The Shadow Lines (1988) is a Sahitya Akademi Award-winning novel by  Indian writer Amitav Ghosh. It is a book that captures perspective of time and events, of lines that bring people together and hold them apart; lines that are clearly visible from one perspective and nonexistent from another; lines that exist in the memory of one, and therefore in another's imagination. A narrative built out of an intricate, constantly crisscrossing web of memories of many people, it never pretends to tell a story. Instead, it invites the reader to invent one, out of the memories of those involved, memories that hold mirrors of differing shades to the same experience.

The novel is set against the backdrop of historical events like the Swadeshi movement, Second World War, Partition of India and Communal riots of 1963-64 in Dhaka and Calcutta.

The novel earned Ghosh the 1989 Sahitya Akademi Award for English, by the Sahitya Akademi, India's National Academy of Letters. The novel was translated by Shalini Topiwala into Gujarati In 1998.

Plot summary
Split into two parts ('Going Away' and 'Coming Home'), the novel follows the life of a young boy growing up in Calcutta, who is educated in Delhi and then follows with the experiences he has in London.

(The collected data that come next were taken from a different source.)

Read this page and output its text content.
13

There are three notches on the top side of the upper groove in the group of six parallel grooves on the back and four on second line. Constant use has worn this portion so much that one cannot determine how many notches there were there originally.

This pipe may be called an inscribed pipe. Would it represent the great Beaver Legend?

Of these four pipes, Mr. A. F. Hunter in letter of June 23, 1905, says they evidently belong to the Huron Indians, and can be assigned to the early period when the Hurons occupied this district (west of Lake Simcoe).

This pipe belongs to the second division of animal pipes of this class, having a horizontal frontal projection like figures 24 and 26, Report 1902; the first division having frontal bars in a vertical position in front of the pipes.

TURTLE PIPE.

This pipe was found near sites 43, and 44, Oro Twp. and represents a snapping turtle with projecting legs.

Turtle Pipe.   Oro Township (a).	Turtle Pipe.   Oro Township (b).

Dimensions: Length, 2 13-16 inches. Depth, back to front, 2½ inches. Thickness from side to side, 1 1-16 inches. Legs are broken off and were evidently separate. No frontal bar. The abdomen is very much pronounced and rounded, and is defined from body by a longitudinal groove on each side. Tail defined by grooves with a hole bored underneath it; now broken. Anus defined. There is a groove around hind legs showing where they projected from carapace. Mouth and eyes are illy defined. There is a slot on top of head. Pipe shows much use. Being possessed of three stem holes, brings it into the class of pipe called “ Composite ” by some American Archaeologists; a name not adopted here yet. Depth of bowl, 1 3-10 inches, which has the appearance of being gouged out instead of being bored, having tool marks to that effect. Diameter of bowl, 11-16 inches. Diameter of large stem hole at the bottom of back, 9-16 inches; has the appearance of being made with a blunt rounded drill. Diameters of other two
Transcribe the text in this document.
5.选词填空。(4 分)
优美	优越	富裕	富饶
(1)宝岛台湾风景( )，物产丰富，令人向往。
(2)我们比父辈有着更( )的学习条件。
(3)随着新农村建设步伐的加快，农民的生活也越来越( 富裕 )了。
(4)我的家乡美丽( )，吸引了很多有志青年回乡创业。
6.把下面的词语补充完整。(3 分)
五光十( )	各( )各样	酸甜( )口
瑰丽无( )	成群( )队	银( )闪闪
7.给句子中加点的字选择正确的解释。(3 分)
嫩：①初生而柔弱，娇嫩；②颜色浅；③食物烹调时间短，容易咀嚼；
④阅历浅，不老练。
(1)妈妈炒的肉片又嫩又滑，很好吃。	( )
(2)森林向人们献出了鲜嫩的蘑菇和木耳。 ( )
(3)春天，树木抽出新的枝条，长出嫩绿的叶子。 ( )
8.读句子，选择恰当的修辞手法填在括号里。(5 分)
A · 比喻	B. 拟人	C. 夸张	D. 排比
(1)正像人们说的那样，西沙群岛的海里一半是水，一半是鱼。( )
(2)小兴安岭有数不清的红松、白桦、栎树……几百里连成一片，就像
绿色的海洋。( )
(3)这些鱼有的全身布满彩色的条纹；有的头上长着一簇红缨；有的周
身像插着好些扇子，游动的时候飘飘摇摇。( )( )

His family – the Datta Chaudhuris - and the Price family in London are linked by the friendship between their respective patriarchs – Justice Datta Chaudhuri and Lionel Tresawsen. The narrator adores Tridib, his uncle, because of his tremendous knowledge and his perspective of the incidents and places. Tha'mma thinks that Tridib is the type of person who seems 'determined to waste his life in idle self-indulgence', one who refuses to use his family connections to establish a career. Unlike his grandmother, the narrator loves listening to Tridib.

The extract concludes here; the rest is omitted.